The Bush Administration’s response, like it’s response to every other type of resistance, whether domestic or foreign, is to turn up the heat. You might say they want to “liberate” the children from their parents.
And it turns out the Bush Administration really means it when they say “no child left behind.”
Smith [a US Army spokesman] also pointed out the legality of military recruitment activity on campuses. “The No Child Left Behind Act requires schools to let us have access to these students,” he says. — Can High Schools Ban Recruiters? (May 18, 2005) CBS News Online.
The school has joined in. In response to the Parent-Teacher Association’s resolution, the school has reinforced its policy allowing recruiters access to the children.
As the PTA notes, there’s nothing in their resolution that prevents kids from signing up and there is already a recruiting office near the school. But with the military increasingly lying and cheating in order to obtain more American children to throw at Iraqi bullets — for some reason, the subjugated Iraqis show themselves less willing to do so, or perhaps the American diet just makes our kids’ bodies better at stopping bullets — the PTA doesn’t want them invading high schools.

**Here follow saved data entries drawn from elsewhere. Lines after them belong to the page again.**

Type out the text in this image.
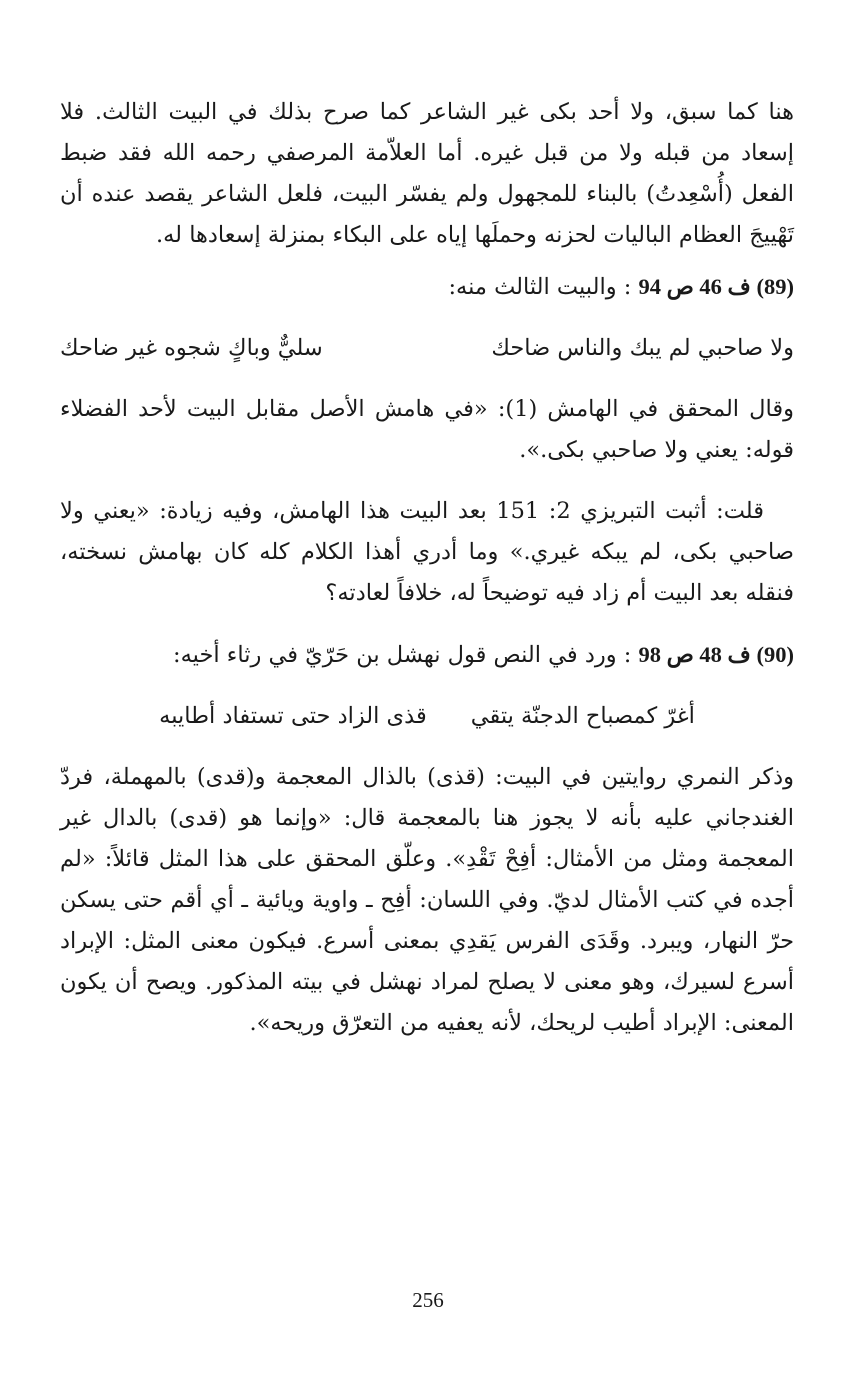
هنا كما سبق، ولا أحد بكى غير الشاعر كما صرح بذلك في البيت الثالث. فلا إسعاد من قبله ولا من قبل غيره. أما العلاّمة المرصفي رحمه الله فقد ضبط الفعل (أُسْعِدتُ) بالبناء للمجهول ولم يفسّر البيت، فلعل الشاعر يقصد عنده أن تَهْييجَ العظام الباليات لحزنه وحملَها إياه على البكاء بمنزلة إسعادها له.

(89) ف 46 ص 94 : والبيت الثالث منه:

ولا صاحبي لم يبك والناس ضاحك
سليٌّ وباكٍ شجوه غير ضاحك

وقال المحقق في الهامش (1): «في هامش الأصل مقابل البيت لأحد الفضلاء قوله: يعني ولا صاحبي بكى.».

قلت: أثبت التبريزي 2: 151 بعد البيت هذا الهامش، وفيه زيادة: «يعني ولا صاحبي بكى، لم يبكه غيري.» وما أدري أهذا الكلام كله كان بهامش نسخته، فنقله بعد البيت أم زاد فيه توضيحاً له، خلافاً لعادته؟

(90) ف 48 ص 98 : ورد في النص قول نهشل بن حَرّيّ في رثاء أخيه:

أغرّ كمصباح الدجنّة يتقي
قذى الزاد حتى تستفاد أطايبه

وذكر النمري روايتين في البيت: (قذى) بالذال المعجمة و(قدى) بالمهملة، فردّ الغندجاني عليه بأنه لا يجوز هنا بالمعجمة قال: «وإنما هو (قدى) بالدال غير المعجمة ومثل من الأمثال: أفِحْ تَقْدِ». وعلّق المحقق على هذا المثل قائلاً: «لم أجده في كتب الأمثال لديّ. وفي اللسان: أفِح ـ واوية ويائية ـ أي أقم حتى يسكن حرّ النهار، ويبرد. وقَدَى الفرس يَقدِي بمعنى أسرع. فيكون معنى المثل: الإبراد أسرع لسيرك، وهو معنى لا يصلح لمراد نهشل في بيته المذكور. ويصح أن يكون المعنى: الإبراد أطيب لريحك، لأنه يعفيه من التعرّق وريحه».

256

Fourteen-thousand high schools nationwide already administer the ASVAB. The ASVAB is sort of an SAT for the military for those rare recruiters that don’t tell high school drop-outs and drug addicts to lie about their past.
Some people — no doubt stupid Americans who just hate our country — apparently think that 14-to-18-year-olds just aren’t mature enough to decide whether to break up their families by donating their bodies to the Bush Family.
Personally, I think it shows the genius of the Bush Plan. A few more years of this and teacher-student ratios will be optimized without the need to raise taxes.
After all, we can’t fund an endless oil war and satisfy our domestic needs, too.
1 response so far ↓
1 Blue // Jun 1, 2005 at 1:28 pm
The patriotic fevor that was predominate after the terrorist attack on the Pentagon and WTC has faded drasticly, even in this very Republican area that I live in.
It seems parents did not think that it could be their child involved in the perpetual war that Bush and Co. would like to fight. Many recruiters are sitting on their hands with nothing to do. I know a few.